My Favorite Games, Part 1: Skyrim

In a thread elsewhere about which video games were the most like old school RPGS, I had two main suggestions, one of which might be surprising. I thought it might be worth it to discuss them, starting with the less surprising one: Skyrim.

I don’t think Skyrim is the most like old school RPGs because there’s a lot of dungeon crawling, or because it’s so dangerous. I think it’s the immersion. Not in the usual sense of immersing in a character, but in the sense of immersing in a world. That’s why I like OD&D. It’s the most immersive of the RPGs, and that’s why I enjoy Skyrim.

It’s not as immersive as it could be. There’s the on-screen compass pointing to things you haven’t discovered yet, and the annoying HUD. I fix that by using the iHUD mod.
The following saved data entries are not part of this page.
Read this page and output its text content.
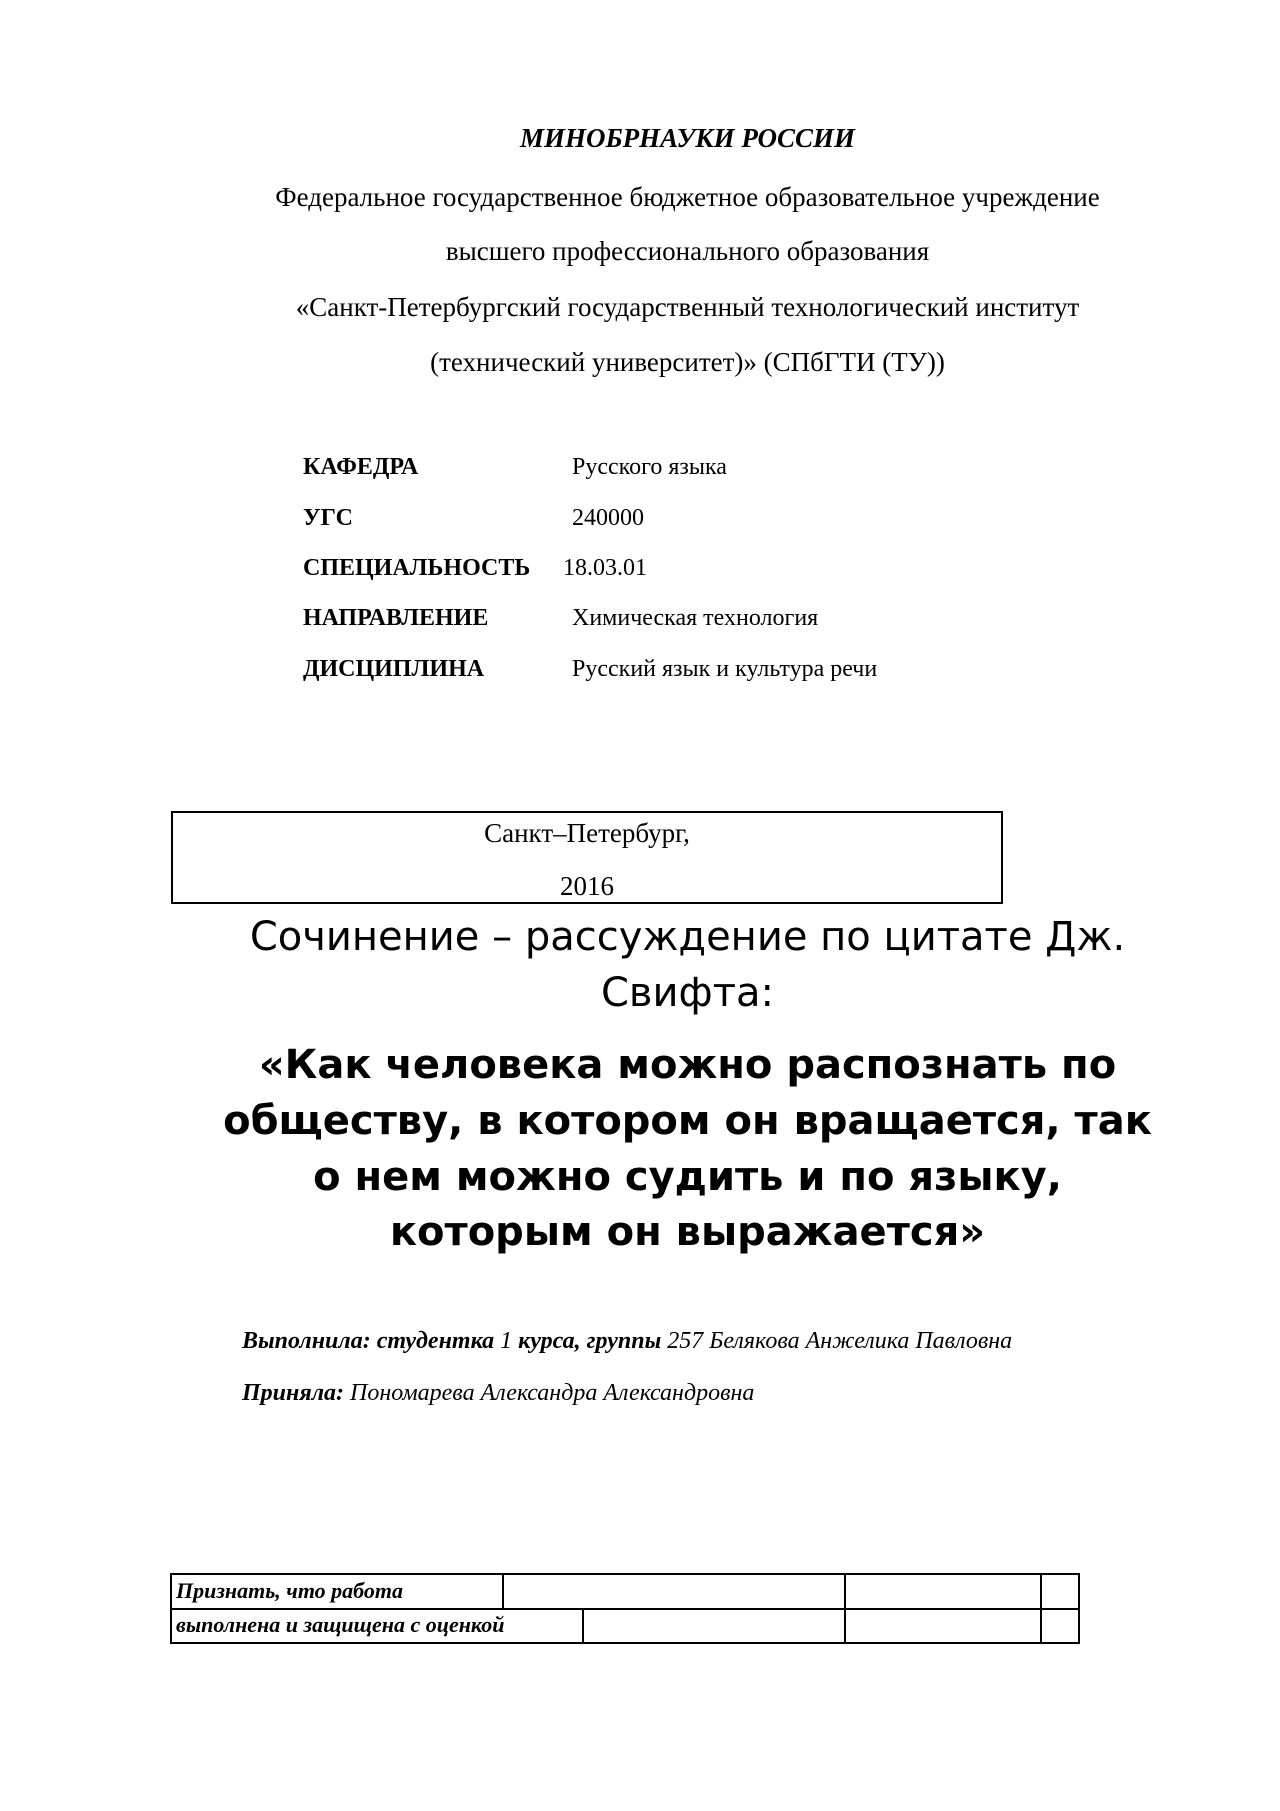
МИНОБРНАУКИ РОССИИ
Федеральное государственное бюджетное образовательное учреждение
высшего профессионального образования
«Санкт-Петербургский государственный технологический институт
(технический университет)» (СПбГТИ (ТУ))
КАФЕДРА	Русского языка
УГС	240000
СПЕЦИАЛЬНОСТЬ 18.03.01
НАПРАВЛЕНИЕ	Химическая технология
ДИСЦИПЛИНА	Русский язык и культура речи
Санкт–Петербург,
2016
Сочинение – рассуждение по цитате Дж.
Свифта:
«Как человека можно распознать по
обществу, в котором он вращается, так
о нем можно судить и по языку,
которым он выражается»
Выполнила: студентка 1 курса, группы 257 Белякова Анжелика Павловна
Приняла: Пономарева Александра Александровна
Признать, что работа
выполнена и защищена с оценкой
There’s the annoying on-screen notifications that you’ve “begun” a quest, whether you actually chose to start it or not. I hope I find a mod to suppress that as well. But at least you do start in a world where you can choose to head in almost any direction and just react to what happens around you.

There are other elements relevant to old school play. For example, Skyrim follows the empty room principle of dungeon design. It may not seem like it, because there’s a lot of clutter in each room: debris, embalming tools, linen wraps, ruined books, furniture. But there are several rooms that have no monster in them, and some even with no treasure, or no significant treasure… perhaps too many with no significant treasure, actually; almost every locked chest I open turns out to have a handful of coins and some cheap items rather than something worth taking.

I’d also say there are more puzzle traps in Skyrim than in other video games. And a lot of non-puzzle traps that you can avoid or be prepared for if you are observant.